When asked if the challenge of insecurity was not going to hinder the current growth trajectory, Rewane, who is a member of President Muhammadu Buhari’s Economic Advisory Council, said: “Angola had 28 years of civil war and they were producing oil. Yes, insecurity is not a good thing, but we have to contain it. I think insecurity will not stop trade, construction, ICT, real estate and the production of crude oil.

“But insecurity affects agriculture and food prices. So, insecurity is a problem for agriculture and inflation and we have to deal with it. Insecurity is something we don’t need at all, but we can overcome it.”
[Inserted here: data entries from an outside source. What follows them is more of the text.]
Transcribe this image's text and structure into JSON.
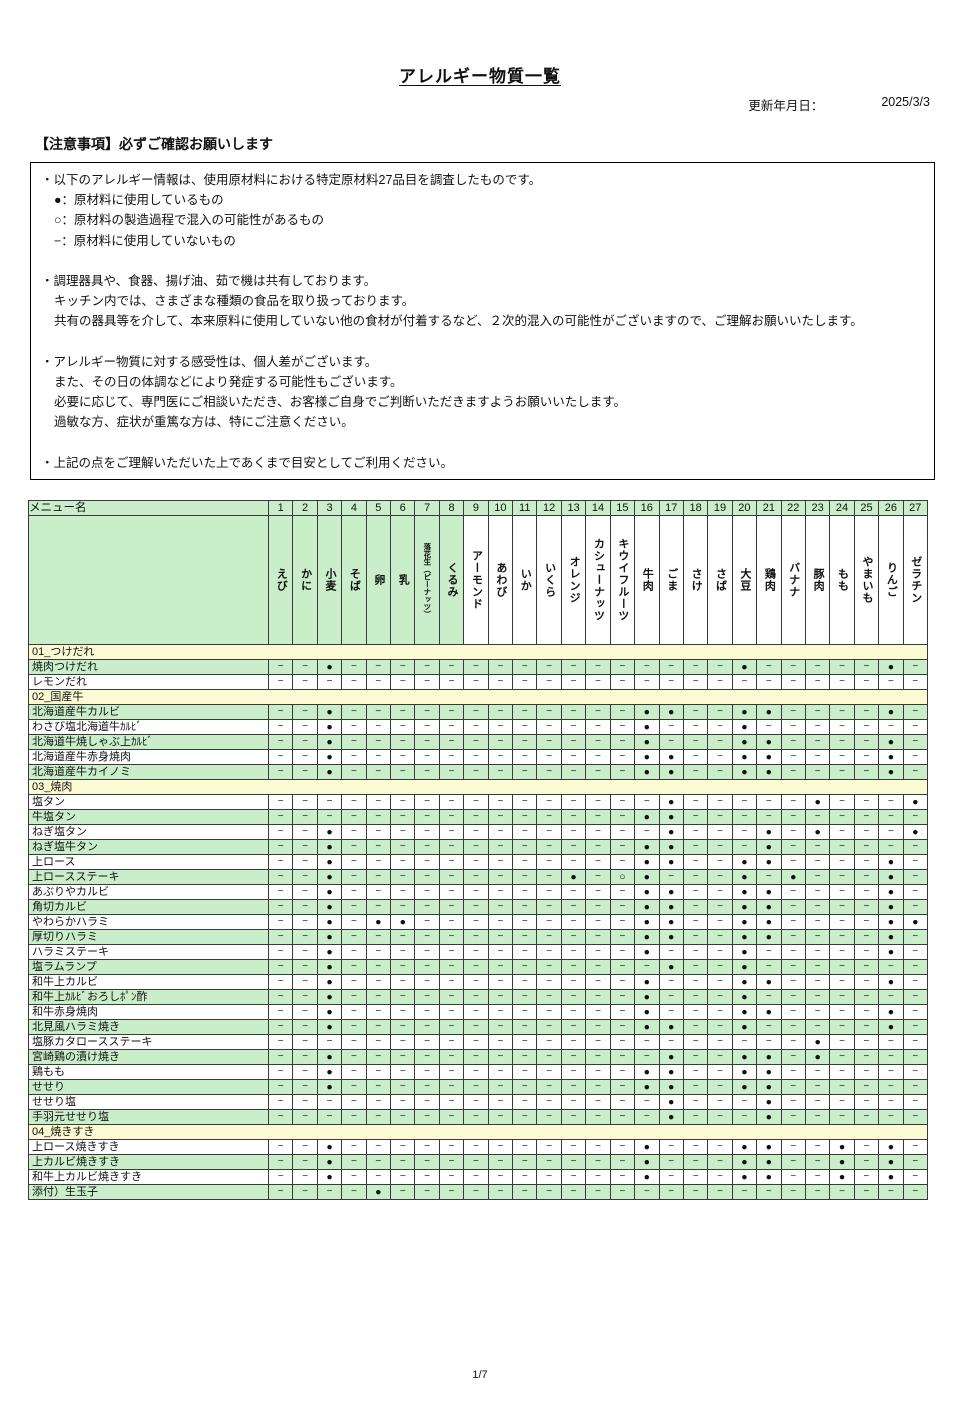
{
  "page": {
    "title": "アレルギー物質一覧",
    "updated_label": "更新年月日：",
    "updated_value": "2025/3/3",
    "notice_title": "【注意事項】必ずご確認お願いします",
    "page_number": "1/7"
  },
  "notice_lines": [
    {
      "indent": 0,
      "text": "・以下のアレルギー情報は、使用原材料における特定原材料27品目を調査したものです。"
    },
    {
      "indent": 1,
      "text": "●：原材料に使用しているもの"
    },
    {
      "indent": 1,
      "text": "○：原材料の製造過程で混入の可能性があるもの"
    },
    {
      "indent": 1,
      "text": "−：原材料に使用していないもの"
    },
    {
      "indent": 0,
      "text": ""
    },
    {
      "indent": 0,
      "text": "・調理器具や、食器、揚げ油、茹で機は共有しております。"
    },
    {
      "indent": 1,
      "text": "キッチン内では、さまざまな種類の食品を取り扱っております。"
    },
    {
      "indent": 1,
      "text": "共有の器具等を介して、本来原料に使用していない他の食材が付着するなど、２次的混入の可能性がございますので、ご理解お願いいたします。"
    },
    {
      "indent": 0,
      "text": ""
    },
    {
      "indent": 0,
      "text": "・アレルギー物質に対する感受性は、個人差がございます。"
    },
    {
      "indent": 1,
      "text": "また、その日の体調などにより発症する可能性もございます。"
    },
    {
      "indent": 1,
      "text": "必要に応じて、専門医にご相談いただき、お客様ご自身でご判断いただきますようお願いいたします。"
    },
    {
      "indent": 1,
      "text": "過敏な方、症状が重篤な方は、特にご注意ください。"
    },
    {
      "indent": 0,
      "text": ""
    },
    {
      "indent": 0,
      "text": "・上記の点をご理解いただいた上であくまで目安としてご利用ください。"
    }
  ],
  "symbols": {
    "used": "●",
    "may_contain": "○",
    "not_used": "−"
  },
  "colors": {
    "green": "#c9eec9",
    "yellow": "#fbfad2",
    "border": "#3a3a3a"
  },
  "table": {
    "menu_header": "メニュー名",
    "columns": [
      {
        "num": "1",
        "name": "えび",
        "green": true
      },
      {
        "num": "2",
        "name": "かに",
        "green": true
      },
      {
        "num": "3",
        "name": "小麦",
        "green": true
      },
      {
        "num": "4",
        "name": "そば",
        "green": true
      },
      {
        "num": "5",
        "name": "卵",
        "green": true
      },
      {
        "num": "6",
        "name": "乳",
        "green": true
      },
      {
        "num": "7",
        "name": "落花生（ピーナッツ）",
        "green": true,
        "small": true
      },
      {
        "num": "8",
        "name": "くるみ",
        "green": true
      },
      {
        "num": "9",
        "name": "アーモンド",
        "green": false
      },
      {
        "num": "10",
        "name": "あわび",
        "green": false
      },
      {
        "num": "11",
        "name": "いか",
        "green": false
      },
      {
        "num": "12",
        "name": "いくら",
        "green": false
      },
      {
        "num": "13",
        "name": "オレンジ",
        "green": false
      },
      {
        "num": "14",
        "name": "カシューナッツ",
        "green": false
      },
      {
        "num": "15",
        "name": "キウイフルーツ",
        "green": false
      },
      {
        "num": "16",
        "name": "牛肉",
        "green": false
      },
      {
        "num": "17",
        "name": "ごま",
        "green": false
      },
      {
        "num": "18",
        "name": "さけ",
        "green": false
      },
      {
        "num": "19",
        "name": "さば",
        "green": false
      },
      {
        "num": "20",
        "name": "大豆",
        "green": false
      },
      {
        "num": "21",
        "name": "鶏肉",
        "green": false
      },
      {
        "num": "22",
        "name": "バナナ",
        "green": false
      },
      {
        "num": "23",
        "name": "豚肉",
        "green": false
      },
      {
        "num": "24",
        "name": "もも",
        "green": false
      },
      {
        "num": "25",
        "name": "やまいも",
        "green": false
      },
      {
        "num": "26",
        "name": "りんご",
        "green": false
      },
      {
        "num": "27",
        "name": "ゼラチン",
        "green": false
      }
    ],
    "sections": [
      {
        "title": "01_つけだれ",
        "rows": [
          {
            "name": "焼肉つけだれ",
            "filled": [
              3,
              20,
              26
            ],
            "open": []
          },
          {
            "name": "レモンだれ",
            "filled": [],
            "open": []
          }
        ]
      },
      {
        "title": "02_国産牛",
        "rows": [
          {
            "name": "北海道産牛カルビ",
            "filled": [
              3,
              16,
              17,
              20,
              21,
              26
            ],
            "open": []
          },
          {
            "name": "わさび塩北海道牛ｶﾙﾋﾞ",
            "filled": [
              3,
              16,
              20
            ],
            "open": []
          },
          {
            "name": "北海道牛焼しゃぶ上ｶﾙﾋﾞ",
            "filled": [
              3,
              16,
              20,
              21,
              26
            ],
            "open": []
          },
          {
            "name": "北海道産牛赤身焼肉",
            "filled": [
              3,
              16,
              17,
              20,
              21,
              26
            ],
            "open": []
          },
          {
            "name": "北海道産牛カイノミ",
            "filled": [
              3,
              16,
              17,
              20,
              21,
              26
            ],
            "open": []
          }
        ]
      },
      {
        "title": "03_焼肉",
        "rows": [
          {
            "name": "塩タン",
            "filled": [
              17,
              23,
              27
            ],
            "open": []
          },
          {
            "name": "牛塩タン",
            "filled": [
              16,
              17
            ],
            "open": []
          },
          {
            "name": "ねぎ塩タン",
            "filled": [
              3,
              17,
              21,
              23,
              27
            ],
            "open": []
          },
          {
            "name": "ねぎ塩牛タン",
            "filled": [
              3,
              16,
              17,
              21
            ],
            "open": []
          },
          {
            "name": "上ロース",
            "filled": [
              3,
              16,
              17,
              20,
              21,
              26
            ],
            "open": []
          },
          {
            "name": "上ロースステーキ",
            "filled": [
              3,
              13,
              16,
              20,
              22,
              26
            ],
            "open": [
              15
            ]
          },
          {
            "name": "あぶりやカルビ",
            "filled": [
              3,
              16,
              17,
              20,
              21,
              26
            ],
            "open": []
          },
          {
            "name": "角切カルビ",
            "filled": [
              3,
              16,
              17,
              20,
              21,
              26
            ],
            "open": []
          },
          {
            "name": "やわらかハラミ",
            "filled": [
              3,
              5,
              6,
              16,
              17,
              20,
              21,
              26,
              27
            ],
            "open": []
          },
          {
            "name": "厚切りハラミ",
            "filled": [
              3,
              16,
              17,
              20,
              21,
              26
            ],
            "open": []
          },
          {
            "name": "ハラミステーキ",
            "filled": [
              3,
              16,
              20,
              26
            ],
            "open": []
          },
          {
            "name": "塩ラムランプ",
            "filled": [
              3,
              17,
              20
            ],
            "open": []
          },
          {
            "name": "和牛上カルビ",
            "filled": [
              3,
              16,
              20,
              21,
              26
            ],
            "open": []
          },
          {
            "name": "和牛上ｶﾙﾋﾞおろしﾎﾟﾝ酢",
            "filled": [
              3,
              16,
              20
            ],
            "open": []
          },
          {
            "name": "和牛赤身焼肉",
            "filled": [
              3,
              16,
              20,
              21,
              26
            ],
            "open": []
          },
          {
            "name": "北見風ハラミ焼き",
            "filled": [
              3,
              16,
              17,
              20,
              26
            ],
            "open": []
          },
          {
            "name": "塩豚カタロースステーキ",
            "filled": [
              23
            ],
            "open": []
          },
          {
            "name": "宮崎鶏の漬け焼き",
            "filled": [
              3,
              17,
              20,
              21,
              23
            ],
            "open": []
          },
          {
            "name": "鶏もも",
            "filled": [
              3,
              16,
              17,
              20,
              21
            ],
            "open": []
          },
          {
            "name": "せせり",
            "filled": [
              3,
              16,
              17,
              20,
              21
            ],
            "open": []
          },
          {
            "name": "せせり塩",
            "filled": [
              17,
              21
            ],
            "open": []
          },
          {
            "name": "手羽元せせり塩",
            "filled": [
              17,
              21
            ],
            "open": []
          }
        ]
      },
      {
        "title": "04_焼きすき",
        "rows": [
          {
            "name": "上ロース焼きすき",
            "filled": [
              3,
              16,
              20,
              21,
              24,
              26
            ],
            "open": []
          },
          {
            "name": "上カルビ焼きすき",
            "filled": [
              3,
              16,
              20,
              21,
              24,
              26
            ],
            "open": []
          },
          {
            "name": "和牛上カルビ焼きすき",
            "filled": [
              3,
              16,
              20,
              21,
              24,
              26
            ],
            "open": []
          },
          {
            "name": "添付）生玉子",
            "filled": [
              5
            ],
            "open": []
          }
        ]
      }
    ]
  }
}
Also, Chairman, Chartered Institute of Bankers of Nigeria (CIBN), Abuja branch, Prof. Uche Uwaleke, said the Q1 GDP report reflected an economy already on the path of gradual economic recovery with a positive real GDP growth rate following that recorded in the previous quarter.

He said although still weak at 0.51 per cent, “it is interesting to note that the manufacturing sector is now out of the negative territory increasing from -1.51 per cent to 3.40 per cent.”

He said it was noteworthy to observe the moderation in the negative performance in sectors like trade, accommodation and education.

He added: “It is clear that the improved performance in the oil sector relative to the previous quarter was largely on account of improvement in average crude oil production

“But the report also reveals disturbing pattern in the real GDP growth rate. Declines were recorded in critical sectors of the economy such as agriculture, ICT, real estate and transportation. This may not be unconnected with the rising insecurity in the country.

“That the non-oil sector dropped should be of concern to both the fiscal and monetary authorities.”

Uwaleke added that the increase recorded in the health sector from 3.05 per cent in Q4 of 2020 to 4.65 per cent showed that the country is winning the war against the COVID-19 pandemic.

An economist, Dr. Muhammad Rislanuddeen, stated that although Nigerian economy had for the last few years been having sub-optimal growth below population growth rate, the “report is very positive, especially given the positive growth also recorded in fourth quarter of 2020.”

According to him, this further indicated that the economy is picking up, albeit in a crawling, epileptic manner, from the challenges of COVID-19 pandemic.

Rislanuddeen also attributed the positive performance partly to the various stimulus packages of the federal government towards supporting the gradual consolidation of GDP growth after the economy sank into recession mid-2020.

However, he added that more targeted interventions should be done, especially in growth enhancing policies and programme to consolidate on the recovery.

He said this would help to reverse the current economic stagflation – high inflation of 18 per cent and unemployment rate of 33.3 per cent.

He said: “In addition, policies on fuel subsidy and foreign exchange market need to be much clearer and predictable to the private sector to support more investment, more jobs and sustainable growth.”

On his part, the Managing Director, Karios Capital, Mr. Sam Chidoka, said: “I think it is important that as a nation, we realise that any growth that does not match or stay close to our population growth is not the best for us.

“As a nation, we need to be growing at around four to five per cent consistently. So, in my opinion, compared to where we are coming from in terms of going into a recession, it is good, but compared to where we should be as a nation, we are doing well and there is still a lot of room for improvement.

“From the figures I’ve seen, oil GDP contracted while it is non-oil that helped us to push the growth up in Q1 2021.

“What we need to do is focus on the real engine of growth, which is the small and medium scale industries which can catalyse growth in a multiple of levels in terms of employment, productivity and more for us to see a better growth in Q2 and maybe towards the end year.”